The Examiner U-46 News Feed
Six proposals slated for District U-46 board vote
By Seth Hancock
The Board of Education in School District U-46 will vote on $1.1 million in expenditure items over six proposals at its upcoming Monday, Sept. 24 meeting. The items were presented on Monday, Sept. 10.
The largest item is $417,638 for the purchase of technology for Title I schools which would be paid for by the nation’s taxpayers through Title I funds if approved. The purchase would include 698 student chromebooks, 184 student laptops and 15 touch display boards from Dell Marketing LP ($329,748) and 22 smart boards from Pace ($87,890).
Board member Melissa Owens asked if this was for replacement of old equipment or for new equipment to which Trisha Shrode, director of curriculum and instruction, said “mainly replacement.”
“Given the sheer volume of some of our older devices in our Title I buildings, this is to make up kind of that gap between what was removed and what they think is necessary,” Shrode said.
With Tierney, the district is asking to spend $225,576 through grant funds for 30 zSpace systems and its software for virtual reality labs at Elgin and Larkin high schools. Additionally, there would be a $82,500 annual licensing fee which the district plans to use grant funds for.
The systems would provide for augmented reality and virtual reality learning for automotive, healthcare science and welding programs.
Some of the features, according to the proposal, would allow automotive students to “access a fleet of vehicles… to practice technical skills,” or providing healthcare science students a better “understanding of the human body system and functions and performance of clinical skills” with the ability for “full human body dissection, gross anatomy labs, and access to a library of medical scans.”
Asked by Owens about potential expansion of the systems to further schools, the district said: “After one year of full implementation, we will access the feasibility of expanding to other high schools.”
Kinasha Brown, director of career pathways, said at the meeting that Elgin and Larkin were chosen because of their “multiple programs in one school.” Elgin houses all three programs while Larkin has both automotive and healthcare science.
Regarding the healthcare science, board member Jeanette Ward said it would allow students to practice on a virtual patient and board member Sue Kerr said it allows students to learn about the parts of the heart and bones in the body.

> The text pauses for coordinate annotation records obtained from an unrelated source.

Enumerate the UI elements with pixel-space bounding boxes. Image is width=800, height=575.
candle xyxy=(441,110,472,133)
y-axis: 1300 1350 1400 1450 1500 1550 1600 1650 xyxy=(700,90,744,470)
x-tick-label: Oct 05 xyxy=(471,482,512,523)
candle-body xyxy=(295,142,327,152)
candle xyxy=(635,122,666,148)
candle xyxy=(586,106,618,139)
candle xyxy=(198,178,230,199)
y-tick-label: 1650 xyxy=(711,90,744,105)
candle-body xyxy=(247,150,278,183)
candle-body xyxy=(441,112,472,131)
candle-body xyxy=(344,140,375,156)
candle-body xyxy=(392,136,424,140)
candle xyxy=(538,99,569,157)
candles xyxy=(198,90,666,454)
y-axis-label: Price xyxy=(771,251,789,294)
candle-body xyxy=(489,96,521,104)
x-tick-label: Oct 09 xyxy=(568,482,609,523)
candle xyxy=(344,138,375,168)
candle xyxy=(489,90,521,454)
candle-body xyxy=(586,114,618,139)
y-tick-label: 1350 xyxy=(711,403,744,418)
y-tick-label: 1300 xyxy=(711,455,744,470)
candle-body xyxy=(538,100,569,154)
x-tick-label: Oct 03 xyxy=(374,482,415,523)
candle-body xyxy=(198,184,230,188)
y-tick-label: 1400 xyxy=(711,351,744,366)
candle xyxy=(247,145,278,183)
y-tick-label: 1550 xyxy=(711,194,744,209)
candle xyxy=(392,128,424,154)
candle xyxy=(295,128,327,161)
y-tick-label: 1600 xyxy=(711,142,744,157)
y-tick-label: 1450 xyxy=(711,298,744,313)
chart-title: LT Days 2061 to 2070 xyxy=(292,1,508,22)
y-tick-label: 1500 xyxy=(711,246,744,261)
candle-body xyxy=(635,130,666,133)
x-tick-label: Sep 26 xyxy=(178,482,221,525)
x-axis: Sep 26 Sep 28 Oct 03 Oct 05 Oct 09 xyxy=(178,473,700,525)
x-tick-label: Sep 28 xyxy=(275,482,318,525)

Brown said it wouldn’t be used for “clinically based competency” but focusing more on “gross anatomy.”
Another proposal costing $224,450, from the district safety budget, is with South Elgin’s Hargrave Builders Inc. for the third phase of a district-wide lockdown hardware project.
“The work included with this bid will provide for the installation of specific locking hardware in existing doors and select doors and frames at Bartlett High School and South Elgin High School,” the proposal states.

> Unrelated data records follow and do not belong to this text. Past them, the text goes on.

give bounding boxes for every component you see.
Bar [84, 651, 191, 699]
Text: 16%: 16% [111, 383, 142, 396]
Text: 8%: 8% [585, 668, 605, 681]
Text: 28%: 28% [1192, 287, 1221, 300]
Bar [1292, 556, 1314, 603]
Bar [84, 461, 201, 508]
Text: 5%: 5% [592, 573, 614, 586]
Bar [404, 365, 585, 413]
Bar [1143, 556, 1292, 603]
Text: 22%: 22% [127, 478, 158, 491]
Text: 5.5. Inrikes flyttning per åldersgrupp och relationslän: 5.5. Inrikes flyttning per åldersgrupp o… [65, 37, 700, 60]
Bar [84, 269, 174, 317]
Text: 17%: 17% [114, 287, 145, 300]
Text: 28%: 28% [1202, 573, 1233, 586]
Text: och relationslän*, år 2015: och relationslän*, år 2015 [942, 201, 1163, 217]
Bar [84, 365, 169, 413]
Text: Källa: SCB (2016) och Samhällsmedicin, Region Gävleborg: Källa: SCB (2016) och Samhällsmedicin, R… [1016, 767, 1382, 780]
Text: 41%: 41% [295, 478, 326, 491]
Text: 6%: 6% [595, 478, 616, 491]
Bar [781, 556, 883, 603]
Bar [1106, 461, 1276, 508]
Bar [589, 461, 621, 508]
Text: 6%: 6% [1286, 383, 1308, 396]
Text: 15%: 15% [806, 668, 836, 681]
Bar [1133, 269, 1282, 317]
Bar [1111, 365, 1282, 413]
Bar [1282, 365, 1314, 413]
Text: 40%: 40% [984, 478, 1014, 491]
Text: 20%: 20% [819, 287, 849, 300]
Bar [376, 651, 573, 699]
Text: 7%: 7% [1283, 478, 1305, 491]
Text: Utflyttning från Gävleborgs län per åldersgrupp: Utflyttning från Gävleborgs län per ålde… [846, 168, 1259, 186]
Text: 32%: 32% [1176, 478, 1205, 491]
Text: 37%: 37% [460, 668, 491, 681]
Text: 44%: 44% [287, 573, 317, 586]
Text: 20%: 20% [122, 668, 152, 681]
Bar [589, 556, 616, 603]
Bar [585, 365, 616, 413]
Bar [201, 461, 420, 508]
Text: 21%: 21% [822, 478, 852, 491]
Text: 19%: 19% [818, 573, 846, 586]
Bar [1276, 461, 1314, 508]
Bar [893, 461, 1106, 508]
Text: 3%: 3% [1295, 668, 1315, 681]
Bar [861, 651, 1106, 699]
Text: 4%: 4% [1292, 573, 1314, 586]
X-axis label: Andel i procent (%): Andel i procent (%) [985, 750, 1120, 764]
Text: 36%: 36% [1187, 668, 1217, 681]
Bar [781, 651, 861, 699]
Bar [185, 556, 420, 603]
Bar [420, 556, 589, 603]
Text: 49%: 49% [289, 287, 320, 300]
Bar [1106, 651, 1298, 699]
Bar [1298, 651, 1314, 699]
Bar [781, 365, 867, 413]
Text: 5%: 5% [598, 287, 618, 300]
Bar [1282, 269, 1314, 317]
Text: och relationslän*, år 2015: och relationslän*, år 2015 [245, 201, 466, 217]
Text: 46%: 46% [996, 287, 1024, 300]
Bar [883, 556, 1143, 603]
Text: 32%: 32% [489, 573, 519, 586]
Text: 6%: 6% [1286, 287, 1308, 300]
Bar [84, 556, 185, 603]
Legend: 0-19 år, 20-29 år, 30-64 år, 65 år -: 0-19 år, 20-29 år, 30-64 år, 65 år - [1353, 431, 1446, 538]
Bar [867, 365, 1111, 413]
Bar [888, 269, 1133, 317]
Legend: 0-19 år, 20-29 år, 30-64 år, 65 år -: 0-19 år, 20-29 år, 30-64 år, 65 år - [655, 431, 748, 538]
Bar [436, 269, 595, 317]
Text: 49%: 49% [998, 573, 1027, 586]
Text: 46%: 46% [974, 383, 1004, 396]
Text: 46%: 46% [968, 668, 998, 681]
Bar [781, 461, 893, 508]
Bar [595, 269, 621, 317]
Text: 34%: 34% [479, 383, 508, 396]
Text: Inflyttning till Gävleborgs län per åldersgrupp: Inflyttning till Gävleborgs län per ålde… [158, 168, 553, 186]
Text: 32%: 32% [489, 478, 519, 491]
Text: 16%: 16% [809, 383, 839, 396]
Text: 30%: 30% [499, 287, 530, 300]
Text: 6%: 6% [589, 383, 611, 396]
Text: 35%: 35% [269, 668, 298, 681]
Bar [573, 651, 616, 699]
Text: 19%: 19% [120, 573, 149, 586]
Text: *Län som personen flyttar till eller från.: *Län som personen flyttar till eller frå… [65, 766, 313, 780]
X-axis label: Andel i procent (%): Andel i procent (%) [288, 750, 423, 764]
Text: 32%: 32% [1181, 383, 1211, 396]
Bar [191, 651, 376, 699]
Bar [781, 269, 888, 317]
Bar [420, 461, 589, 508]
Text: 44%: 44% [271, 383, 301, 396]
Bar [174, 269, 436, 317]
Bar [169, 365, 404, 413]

U-46 is asking for a $103,500 contract renewal through federal grant funds with Career Staff Unlimited for a school psychologist to supplement district staff with the “most immediate need” at Bartlett’s Centennial and Elgin’s Highland elementary schools according to the proposal which also states: “Current staff does not have the availability to support more students effectively or attend additional IEP (Individualized Education Program) meetings.”
Board member Phil Costello asked before the meeting “how many students are projected to benefit” from the proposal and the district stated: “The number of students is dependent upon the caseload numbers. At this time, it is projected to be in three buildings and have four working days.”
A proposal with Dale Carnegie Training costing $58,800 (education fund) would go towards professional development for administrators and would “include 25 hours of training per person for 30 people,” the proposal states.
The proposal states it will help “build greater self-confidence and meaning in work, strengthen people skills to build team trust and collaboration, enhance communication skills and inspire action, develop leadership skills to motivate and problem solve and to reduce stress and improve their attitude toward change.”
Kerr asked about the feedback given by administrators after last year with Dale Carnegie to which Jeff King, deputy superintendent of operations, said “the feedback was very positive” and staff was “really starving for more of that.”
The district is also asking for a contract renewal with Heartland Business Systems costing $29,844 (education fund) for purchasing and financial department reports software, Microsoft Dynamics GP2016.